Awards and highlights
- Second-team All-Big Eight (1966);

Career NFL statistics
- Games played: 20
- Games started: 5
- Stats at Pro Football Reference

= Bob Pickens =

American gridiron football player (1943–2018)

Bob Pickens (February 2, 1943 - April 12, 2018) was a player in the National Football League (NFL). He was drafted in the third round of the 1966 NFL draft by the Chicago Bears and played three seasons with the team.

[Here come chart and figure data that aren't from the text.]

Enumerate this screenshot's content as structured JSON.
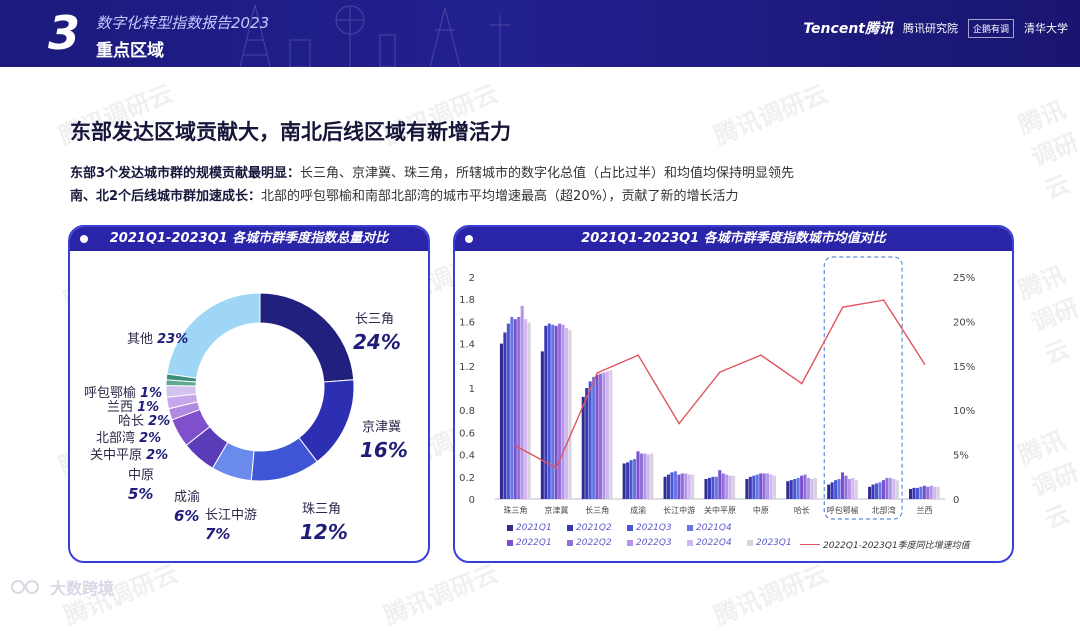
{
  "header": {
    "section_number": "3",
    "title": "数字化转型指数报告2023",
    "subtitle": "重点区域",
    "brands": [
      "Tencent腾讯",
      "腾讯研究院",
      "企鹅有调",
      "清华大学"
    ]
  },
  "watermark_text": "腾讯调研云",
  "footer_logo": "大数跨境",
  "main_title": "东部发达区域贡献大，南北后线区域有新增活力",
  "desc": [
    {
      "bold": "东部3个发达城市群的规模贡献最明显：",
      "text": "长三角、京津冀、珠三角，所辖城市的数字化总值（占比过半）和均值均保持明显领先"
    },
    {
      "bold": "南、北2个后线城市群加速成长：",
      "text": "北部的呼包鄂榆和南部北部湾的城市平均增速最高（超20%），贡献了新的增长活力"
    }
  ],
  "colors": {
    "accent": "#2a24a8",
    "border": "#3a3fd8",
    "line": "#e05560"
  },
  "chart_data": [
    {
      "type": "pie",
      "title": "2021Q1-2023Q1 各城市群季度指数总量对比",
      "categories": [
        "长三角",
        "京津冀",
        "珠三角",
        "长江中游",
        "成渝",
        "中原",
        "关中平原",
        "北部湾",
        "哈长",
        "兰西",
        "呼包鄂榆",
        "其他"
      ],
      "values": [
        24,
        16,
        12,
        7,
        6,
        5,
        2,
        2,
        2,
        1,
        1,
        23
      ],
      "labels": [
        "24%",
        "16%",
        "12%",
        "7%",
        "6%",
        "5%",
        "2%",
        "2%",
        "2%",
        "1%",
        "1%",
        "23%"
      ],
      "colors": [
        "#22207e",
        "#2d2fb2",
        "#3e55d6",
        "#6a8aec",
        "#5a3cb8",
        "#8050cc",
        "#b08ae0",
        "#c7a6ec",
        "#d2c2ee",
        "#5da992",
        "#3a8f7a",
        "#9fd6f6"
      ]
    },
    {
      "type": "bar",
      "title": "2021Q1-2023Q1 各城市群季度指数城市均值对比",
      "categories": [
        "珠三角",
        "京津冀",
        "长三角",
        "成渝",
        "长江中游",
        "关中平原",
        "中原",
        "哈长",
        "呼包鄂榆",
        "北部湾",
        "兰西"
      ],
      "series": [
        {
          "name": "2021Q1",
          "color": "#2e2c8e",
          "values": [
            1.4,
            1.33,
            0.92,
            0.32,
            0.2,
            0.18,
            0.18,
            0.16,
            0.13,
            0.11,
            0.09
          ]
        },
        {
          "name": "2021Q2",
          "color": "#3b38b4",
          "values": [
            1.5,
            1.56,
            1.0,
            0.33,
            0.22,
            0.19,
            0.2,
            0.17,
            0.15,
            0.13,
            0.1
          ]
        },
        {
          "name": "2021Q3",
          "color": "#4a56d4",
          "values": [
            1.58,
            1.58,
            1.06,
            0.35,
            0.24,
            0.2,
            0.21,
            0.18,
            0.17,
            0.14,
            0.1
          ]
        },
        {
          "name": "2021Q4",
          "color": "#6578e2",
          "values": [
            1.64,
            1.57,
            1.1,
            0.36,
            0.25,
            0.2,
            0.22,
            0.19,
            0.18,
            0.15,
            0.11
          ]
        },
        {
          "name": "2022Q1",
          "color": "#7b4fd0",
          "values": [
            1.62,
            1.56,
            1.12,
            0.43,
            0.22,
            0.26,
            0.23,
            0.21,
            0.24,
            0.17,
            0.12
          ]
        },
        {
          "name": "2022Q2",
          "color": "#9070d8",
          "values": [
            1.64,
            1.58,
            1.13,
            0.41,
            0.23,
            0.23,
            0.23,
            0.22,
            0.21,
            0.19,
            0.11
          ]
        },
        {
          "name": "2022Q3",
          "color": "#b596e6",
          "values": [
            1.74,
            1.57,
            1.14,
            0.41,
            0.23,
            0.22,
            0.23,
            0.19,
            0.18,
            0.19,
            0.12
          ]
        },
        {
          "name": "2022Q4",
          "color": "#d2b8f2",
          "values": [
            1.62,
            1.54,
            1.15,
            0.4,
            0.22,
            0.21,
            0.22,
            0.18,
            0.19,
            0.18,
            0.11
          ]
        },
        {
          "name": "2023Q1",
          "color": "#d6d2de",
          "values": [
            1.59,
            1.52,
            1.16,
            0.41,
            0.22,
            0.21,
            0.21,
            0.19,
            0.17,
            0.17,
            0.11
          ]
        }
      ],
      "line": {
        "name": "2022Q1-2023Q1季度同比增速均值",
        "axis": "right",
        "color": "#e05560",
        "values": [
          6.0,
          3.5,
          14.2,
          16.2,
          8.5,
          14.3,
          16.2,
          13.0,
          21.6,
          22.4,
          15.2
        ]
      },
      "y_ticks": [
        "0",
        "0.2",
        "0.4",
        "0.6",
        "0.8",
        "1",
        "1.2",
        "1.4",
        "1.6",
        "1.8",
        "2"
      ],
      "y2_ticks": [
        "0",
        "5%",
        "10%",
        "15%",
        "20%",
        "25%"
      ],
      "ylim": [
        0,
        2
      ],
      "y2lim": [
        0,
        25
      ],
      "highlight_categories": [
        "呼包鄂榆",
        "北部湾"
      ]
    }
  ]
}
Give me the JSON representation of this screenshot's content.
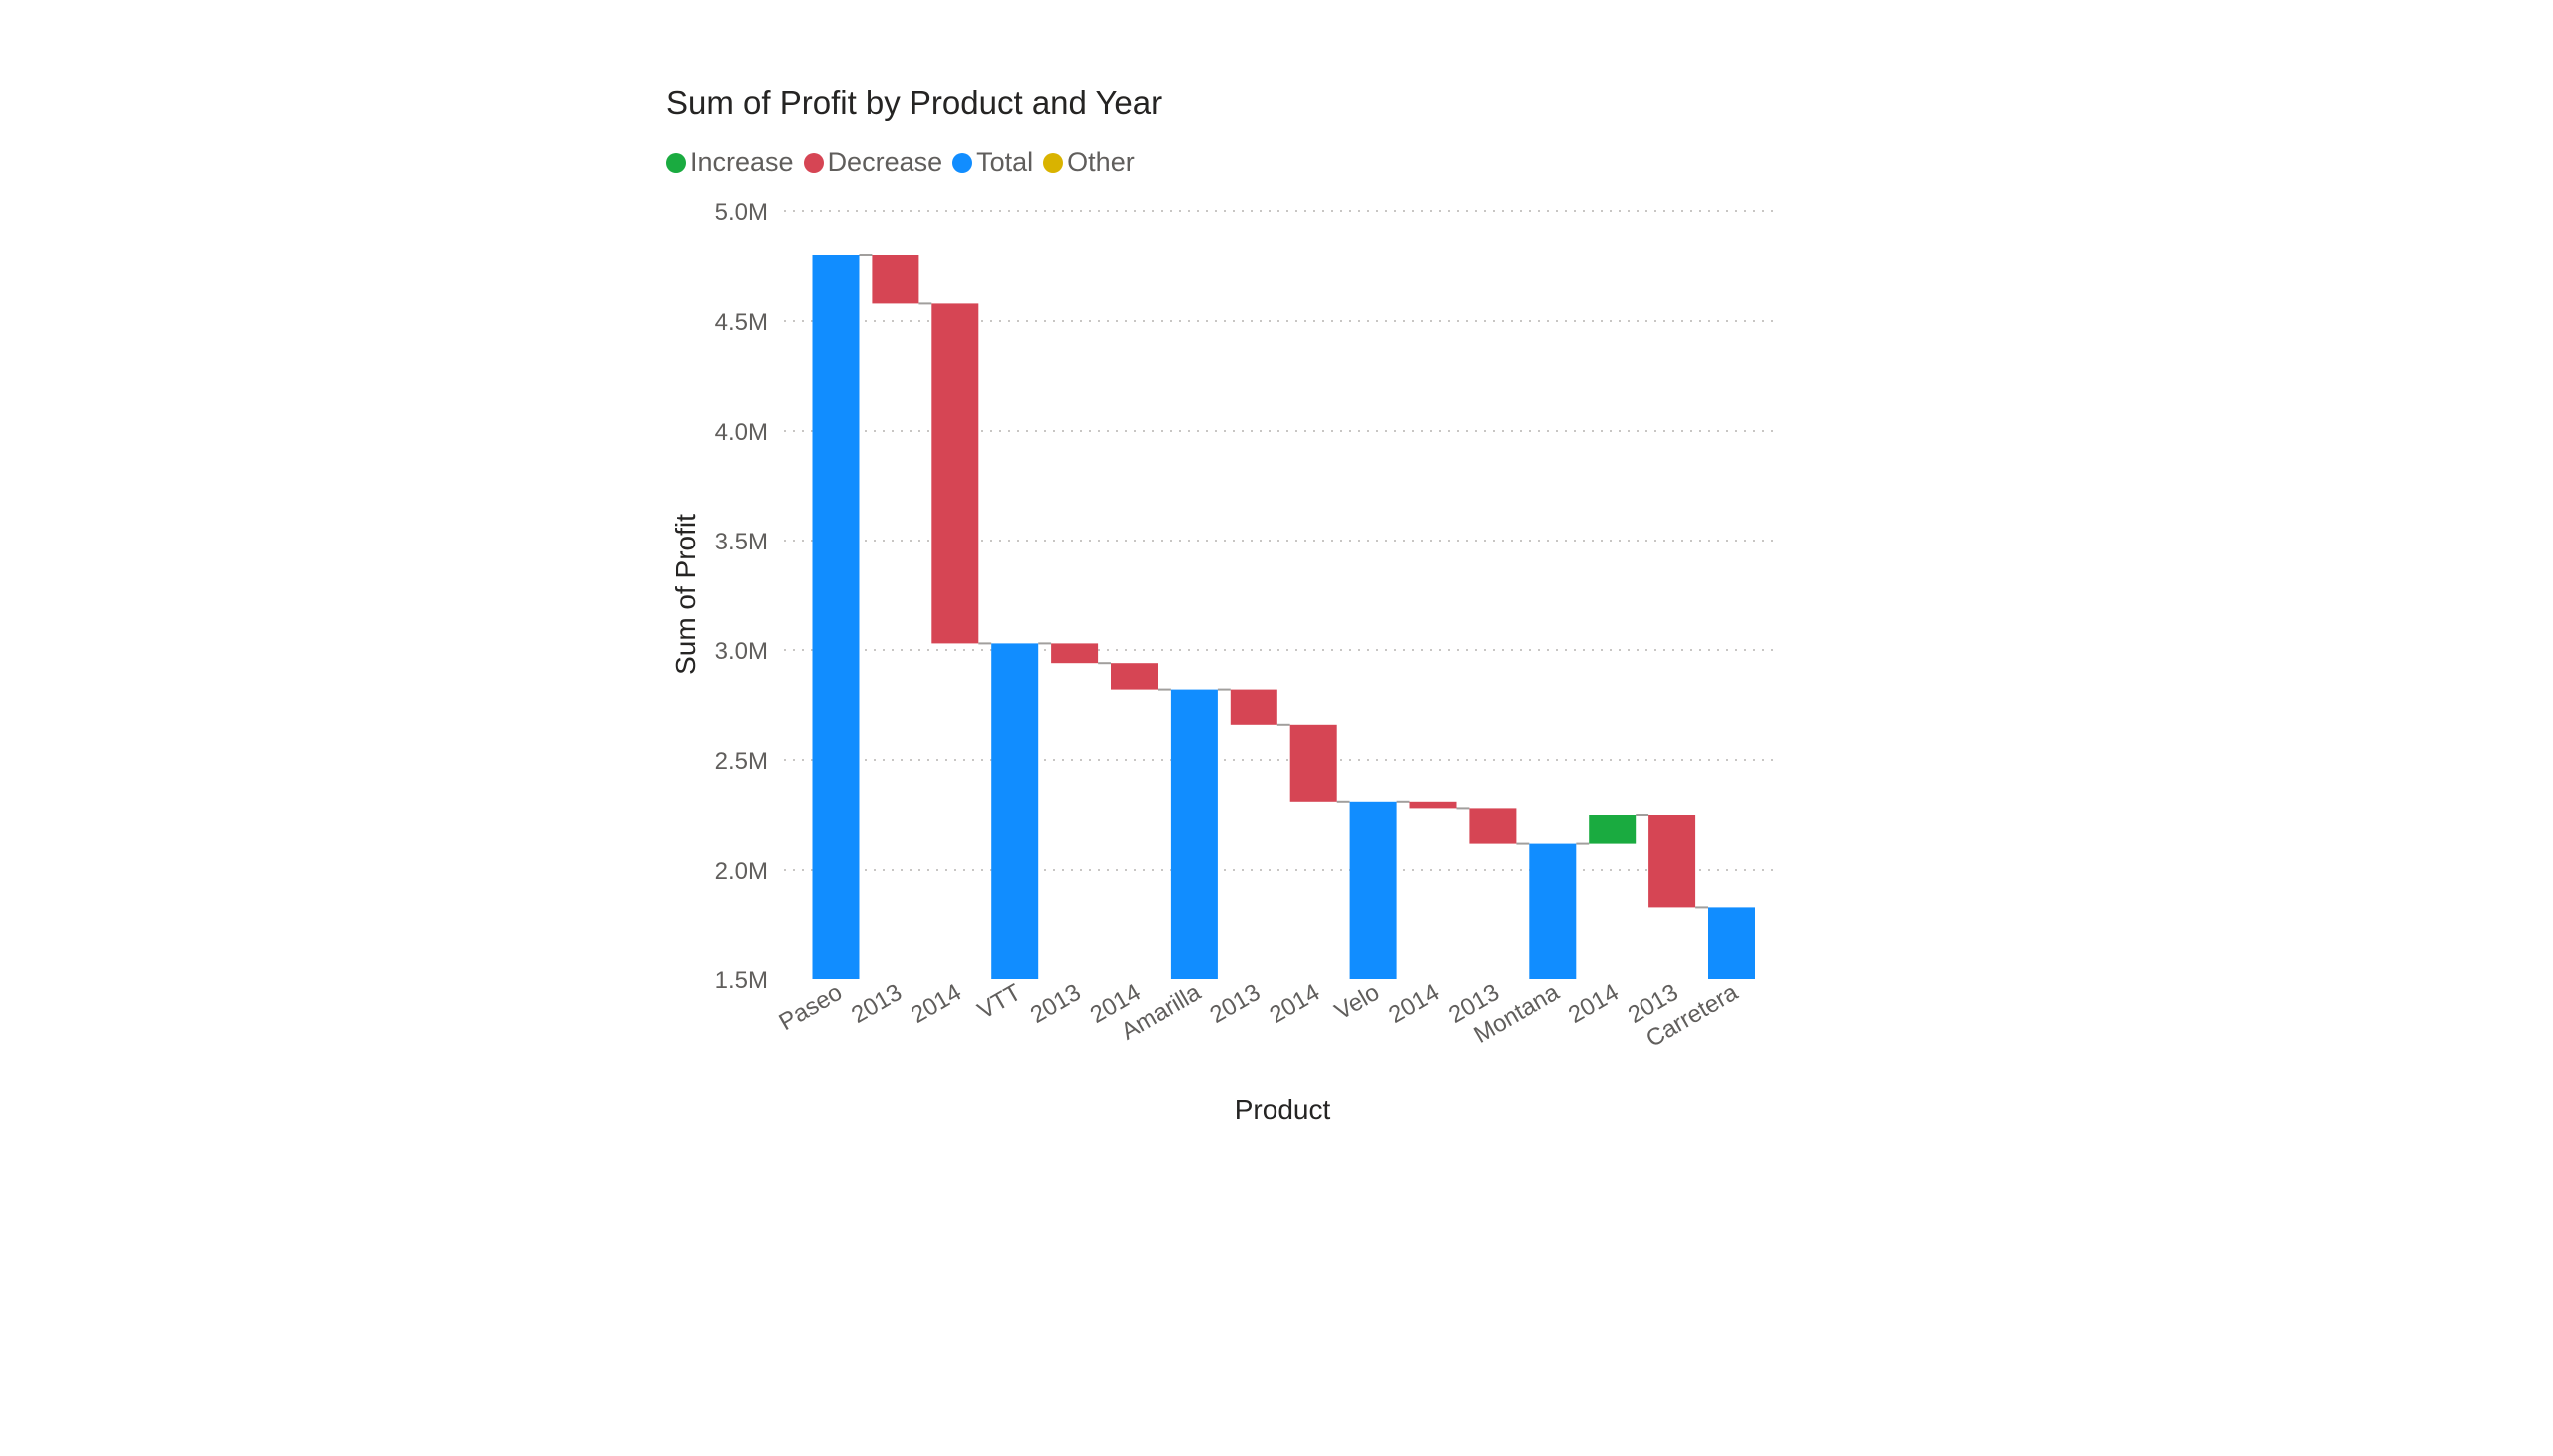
{
  "chart_data": {
    "type": "waterfall",
    "title": "Sum of Profit by Product and Year",
    "xlabel": "Product",
    "ylabel": "Sum of Profit",
    "ylim": [
      1500000,
      5000000
    ],
    "yticks": [
      "1.5M",
      "2.0M",
      "2.5M",
      "3.0M",
      "3.5M",
      "4.0M",
      "4.5M",
      "5.0M"
    ],
    "ytick_values": [
      1500000,
      2000000,
      2500000,
      3000000,
      3500000,
      4000000,
      4500000,
      5000000
    ],
    "grid": true,
    "legend": [
      {
        "name": "Increase",
        "color": "#1aab40"
      },
      {
        "name": "Decrease",
        "color": "#d64554"
      },
      {
        "name": "Total",
        "color": "#118dff"
      },
      {
        "name": "Other",
        "color": "#d9b300"
      }
    ],
    "bars": [
      {
        "label": "Paseo",
        "kind": "total",
        "start": 0,
        "end": 4800000
      },
      {
        "label": "2013",
        "kind": "decrease",
        "start": 4800000,
        "end": 4580000
      },
      {
        "label": "2014",
        "kind": "decrease",
        "start": 4580000,
        "end": 3030000
      },
      {
        "label": "VTT",
        "kind": "total",
        "start": 0,
        "end": 3030000
      },
      {
        "label": "2013",
        "kind": "decrease",
        "start": 3030000,
        "end": 2940000
      },
      {
        "label": "2014",
        "kind": "decrease",
        "start": 2940000,
        "end": 2820000
      },
      {
        "label": "Amarilla",
        "kind": "total",
        "start": 0,
        "end": 2820000
      },
      {
        "label": "2013",
        "kind": "decrease",
        "start": 2820000,
        "end": 2660000
      },
      {
        "label": "2014",
        "kind": "decrease",
        "start": 2660000,
        "end": 2310000
      },
      {
        "label": "Velo",
        "kind": "total",
        "start": 0,
        "end": 2310000
      },
      {
        "label": "2014",
        "kind": "decrease",
        "start": 2310000,
        "end": 2280000
      },
      {
        "label": "2013",
        "kind": "decrease",
        "start": 2280000,
        "end": 2120000
      },
      {
        "label": "Montana",
        "kind": "total",
        "start": 0,
        "end": 2120000
      },
      {
        "label": "2014",
        "kind": "increase",
        "start": 2120000,
        "end": 2250000
      },
      {
        "label": "2013",
        "kind": "decrease",
        "start": 2250000,
        "end": 1830000
      },
      {
        "label": "Carretera",
        "kind": "total",
        "start": 0,
        "end": 1830000
      }
    ]
  },
  "colors": {
    "increase": "#1aab40",
    "decrease": "#d64554",
    "total": "#118dff",
    "other": "#d9b300",
    "gridline": "#c8c6c4",
    "tick_text": "#605e5c",
    "axis_title": "#252423",
    "connector": "#a19f9d"
  }
}
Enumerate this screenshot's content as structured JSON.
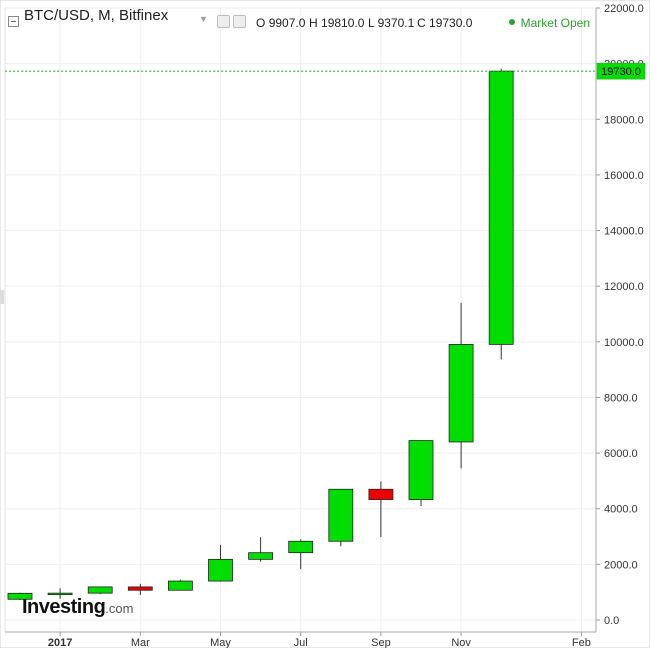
{
  "header": {
    "title": "BTC/USD, M, Bitfinex",
    "ohlc": [
      {
        "k": "O",
        "v": "9907.0"
      },
      {
        "k": "H",
        "v": "19810.0"
      },
      {
        "k": "L",
        "v": "9370.1"
      },
      {
        "k": "C",
        "v": "19730.0"
      }
    ],
    "status": "Market Open"
  },
  "brand": {
    "name": "Investing",
    "tld": ".com"
  },
  "price_tag": "19730.0",
  "colors": {
    "up": "#00dd00",
    "down": "#ee0000",
    "status": "#2e9e2e",
    "last_price_line": "#22aa22"
  },
  "chart_data": {
    "type": "candlestick",
    "ylim": [
      0,
      22000
    ],
    "yticks": [
      0,
      2000,
      4000,
      6000,
      8000,
      10000,
      12000,
      14000,
      16000,
      18000,
      20000,
      22000
    ],
    "ytick_labels": [
      "0.0",
      "2000.0",
      "4000.0",
      "6000.0",
      "8000.0",
      "10000.0",
      "12000.0",
      "14000.0",
      "16000.0",
      "18000.0",
      "20000.0",
      "22000.0"
    ],
    "xticks": [
      {
        "label": "2017",
        "index": 1
      },
      {
        "label": "Mar",
        "index": 3
      },
      {
        "label": "May",
        "index": 5
      },
      {
        "label": "Jul",
        "index": 7
      },
      {
        "label": "Sep",
        "index": 9
      },
      {
        "label": "Nov",
        "index": 11
      },
      {
        "label": "Feb",
        "index": 14
      }
    ],
    "last_price": 19730,
    "candles": [
      {
        "month": "2016-12",
        "open": 745,
        "high": 980,
        "low": 720,
        "close": 960
      },
      {
        "month": "2017-01",
        "open": 960,
        "high": 1140,
        "low": 760,
        "close": 965
      },
      {
        "month": "2017-02",
        "open": 965,
        "high": 1200,
        "low": 930,
        "close": 1190
      },
      {
        "month": "2017-03",
        "open": 1190,
        "high": 1300,
        "low": 900,
        "close": 1070
      },
      {
        "month": "2017-04",
        "open": 1070,
        "high": 1450,
        "low": 1060,
        "close": 1400
      },
      {
        "month": "2017-05",
        "open": 1400,
        "high": 2700,
        "low": 1380,
        "close": 2180
      },
      {
        "month": "2017-06",
        "open": 2180,
        "high": 2980,
        "low": 2100,
        "close": 2420
      },
      {
        "month": "2017-07",
        "open": 2420,
        "high": 2900,
        "low": 1830,
        "close": 2830
      },
      {
        "month": "2017-08",
        "open": 2830,
        "high": 4700,
        "low": 2650,
        "close": 4700
      },
      {
        "month": "2017-09",
        "open": 4700,
        "high": 4980,
        "low": 2980,
        "close": 4330
      },
      {
        "month": "2017-10",
        "open": 4330,
        "high": 6450,
        "low": 4100,
        "close": 6450
      },
      {
        "month": "2017-11",
        "open": 6400,
        "high": 11400,
        "low": 5450,
        "close": 9907
      },
      {
        "month": "2017-12",
        "open": 9907,
        "high": 19810,
        "low": 9370.1,
        "close": 19730
      }
    ]
  }
}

Pickens was also an Olympic Greco-Roman wrestler, competing in Tokyo, Japan, in the heavyweight division at the 1964 Summer Olympics, where he finished sixth. Pickens was the first African-American to compete for the United States in wrestling at the Olympics. He played collegiate football at Nebraska, transferring there after originally attending Wisconsin. Pickens did not wrestle for either university, although he still continued his wrestling at various club organizations. After his pro football career, Pickens became a referee, officiating in the Big Ten Conference and a number of postseason games, including the Rose Bowl. He also served on the Chicago Park District Board for several years.